Manifestement assuré de rempiler, au printemps prochain, pour un second mandat de six ans, Jean-Paul Philippot, administrateur général de la RTBF, s'active actuellement à agencer les différentes pièces du grand puzzle de la numérisation. Avec une date fétiche en ligne de mire : la fin de 2011. La chaîne publique mettra alors fin à ses émetteurs analogiques pour entrer pleinement dans l'ère du numérique.

La RTBF n'attendra toutefois pas cette échéance pour entamer sa mue technologique et mettre en oeuvre une "stratégie plurimédias" (voir LLB, 26/10). "Nous visons une numérisation de toute notre chaîne de production à l'horizon de 2009, ce qui va permettre à la RTBF de valoriser davantage ses contenus à travers une diversification des canaux de distribution", nous expliquait vendredi M.Philippot dans le cadre du salon "Audio Visual Creative Fair" (ACF), qui se clôture ce samedi à Bruxelles.
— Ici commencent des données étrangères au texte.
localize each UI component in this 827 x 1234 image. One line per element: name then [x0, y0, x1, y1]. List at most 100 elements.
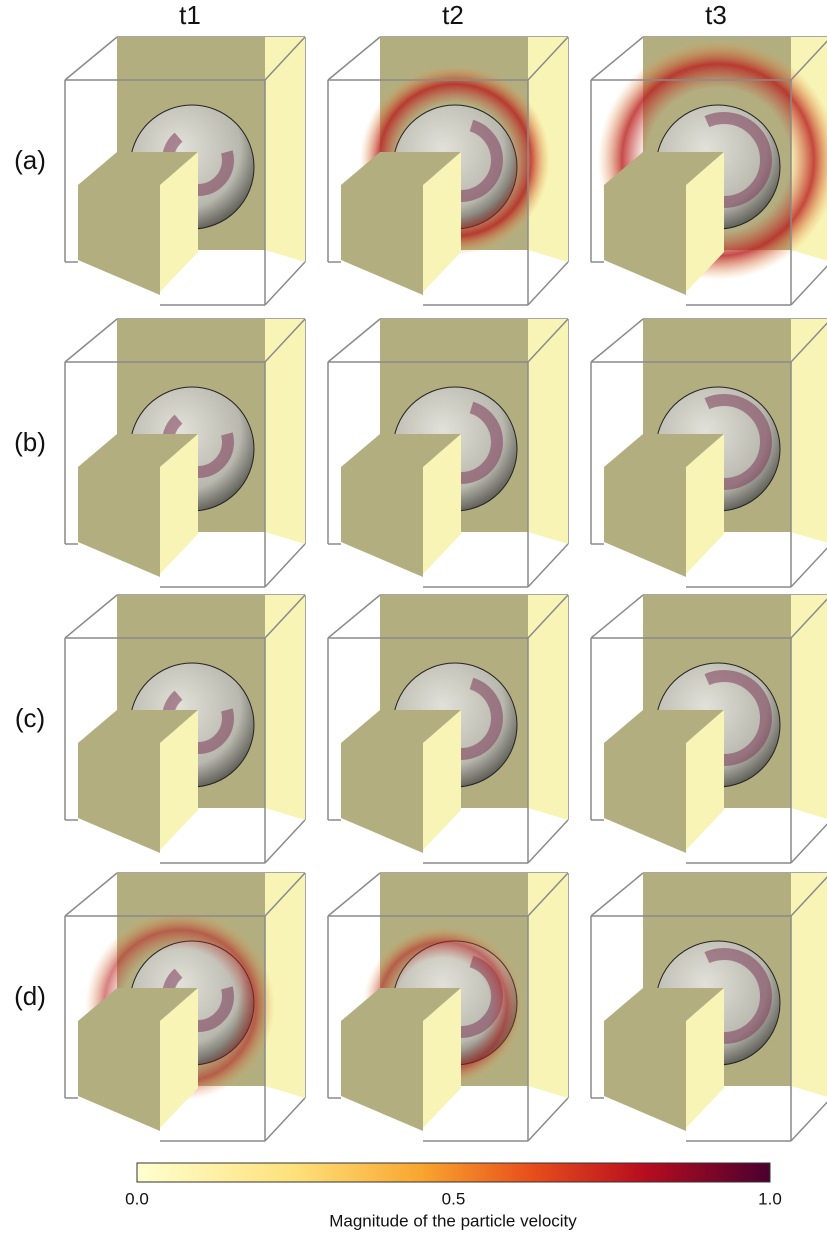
block-top: [78, 710, 198, 743]
wire-edge: [327, 36, 381, 81]
block-front: [78, 185, 160, 295]
wire-edge: [590, 872, 644, 917]
block-front: [604, 1021, 686, 1131]
wire-edge: [527, 594, 569, 639]
wire-edge: [790, 876, 827, 917]
wire-edge: [527, 872, 569, 917]
cube-panel: [327, 318, 569, 588]
wire-edge: [590, 594, 644, 639]
block-top: [341, 152, 461, 185]
wire-edge: [527, 543, 569, 588]
block-front: [341, 185, 423, 295]
column-label: t1: [179, 0, 201, 30]
colorbar-tick-label: 0.0: [125, 1189, 149, 1208]
block-top: [341, 988, 461, 1021]
wire-edge: [327, 594, 381, 639]
cube-panel: [590, 318, 827, 588]
cube-panel: [327, 872, 569, 1142]
row-label: (d): [14, 981, 46, 1011]
block-top: [604, 152, 724, 185]
wire-edge: [264, 36, 306, 81]
wire-edge: [64, 318, 118, 363]
block-top: [604, 988, 724, 1021]
side-wall: [791, 873, 827, 1097]
side-wall: [265, 595, 305, 820]
block-side: [160, 988, 198, 1128]
block-front: [604, 743, 686, 853]
block-side: [686, 988, 724, 1128]
block-side: [686, 434, 724, 574]
side-wall: [265, 319, 305, 544]
block-top: [604, 434, 724, 467]
side-wall: [791, 319, 827, 543]
block-side: [423, 988, 461, 1128]
cube-panel: [64, 594, 306, 864]
column-label: t2: [442, 0, 464, 30]
block-top: [78, 988, 198, 1021]
block-top: [78, 152, 198, 185]
block-side: [686, 152, 724, 292]
panels: [64, 36, 827, 1142]
wire-edge: [527, 1097, 569, 1142]
side-wall: [528, 319, 568, 544]
wire-edge: [527, 261, 569, 306]
wire-edge: [327, 318, 381, 363]
block-top: [341, 434, 461, 467]
column-label: t3: [705, 0, 727, 30]
wire-edge: [527, 318, 569, 363]
cube-panel: [64, 36, 306, 306]
row-label: (b): [14, 427, 46, 457]
wire-edge: [327, 872, 381, 917]
wire-edge: [590, 318, 644, 363]
wire-edge: [790, 40, 827, 81]
side-wall: [528, 873, 568, 1098]
wire-edge: [264, 261, 306, 306]
wire-edge: [64, 872, 118, 917]
block-front: [78, 467, 160, 577]
block-side: [686, 710, 724, 850]
block-side: [160, 710, 198, 850]
side-wall: [528, 595, 568, 820]
side-wall: [265, 873, 305, 1098]
wire-edge: [264, 872, 306, 917]
block-front: [341, 1021, 423, 1131]
cube-panel: [327, 36, 569, 306]
block-side: [160, 152, 198, 292]
block-front: [604, 467, 686, 577]
cube-panel: [590, 36, 827, 306]
wire-edge: [790, 598, 827, 639]
cube-panel: [64, 872, 306, 1142]
block-front: [341, 467, 423, 577]
colorbar-tick-label: 0.5: [442, 1189, 466, 1208]
block-top: [604, 710, 724, 743]
block-top: [341, 710, 461, 743]
block-front: [78, 743, 160, 853]
cube-panel: [590, 872, 827, 1142]
wire-edge: [790, 1101, 827, 1142]
row-label: (c): [15, 703, 45, 733]
wire-edge: [264, 819, 306, 864]
block-front: [604, 185, 686, 295]
row-label: (a): [14, 145, 46, 175]
colorbar-label: Magnitude of the particle velocity: [329, 1211, 577, 1230]
cube-panel: [590, 594, 827, 864]
colorbar: [136, 1162, 771, 1183]
cube-panel: [64, 318, 306, 588]
wire-edge: [264, 543, 306, 588]
block-side: [423, 152, 461, 292]
wire-edge: [590, 36, 644, 81]
wire-edge: [64, 36, 118, 81]
cube-panel: [327, 594, 569, 864]
wire-edge: [790, 823, 827, 864]
wire-edge: [264, 318, 306, 363]
block-side: [423, 434, 461, 574]
block-side: [160, 434, 198, 574]
block-front: [341, 743, 423, 853]
wire-edge: [527, 36, 569, 81]
wire-edge: [790, 547, 827, 588]
wire-edge: [790, 265, 827, 306]
block-top: [78, 434, 198, 467]
wire-edge: [64, 594, 118, 639]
Le chantier de la numérisation de la télévision publique, ouvert depuis plusieurs mois, est à la fois complexe et coûteux. "La numérisation de la télé va de la saisie des images jusqu'à l'envoi du signal", indique Jean-Paul Philippot. La RTBF a dû faire appel à plusieurs fournisseurs : EVS (serveurs), Avid (montage), Mergin (post-production) ou encore Dalet (logiciels de gestion de la production). La RTBF a également fait l'acquisition de nouvelles régies mobiles. Et, vendredi, le conseil d'administration devait avaliser la commande d'un nouveau parc de caméras (une centaine, au total). "Ce sont des investissements qui avaient été décidés dès 2003 dans le cadre du plan Magellan et dont le montant dépasse les 50 millions d'euros", précise M.Philippot. D'autres projets sont toujours en cours, comme celui de la numérisation des régies finales. Mais, dès 2008, les équipes de l'info et des sports se lanceront dans un mode intégré de production numérique (sonnant le glas de cassettes d'enregistrement !), avec une mise en réseau des différents sites de la RTBF.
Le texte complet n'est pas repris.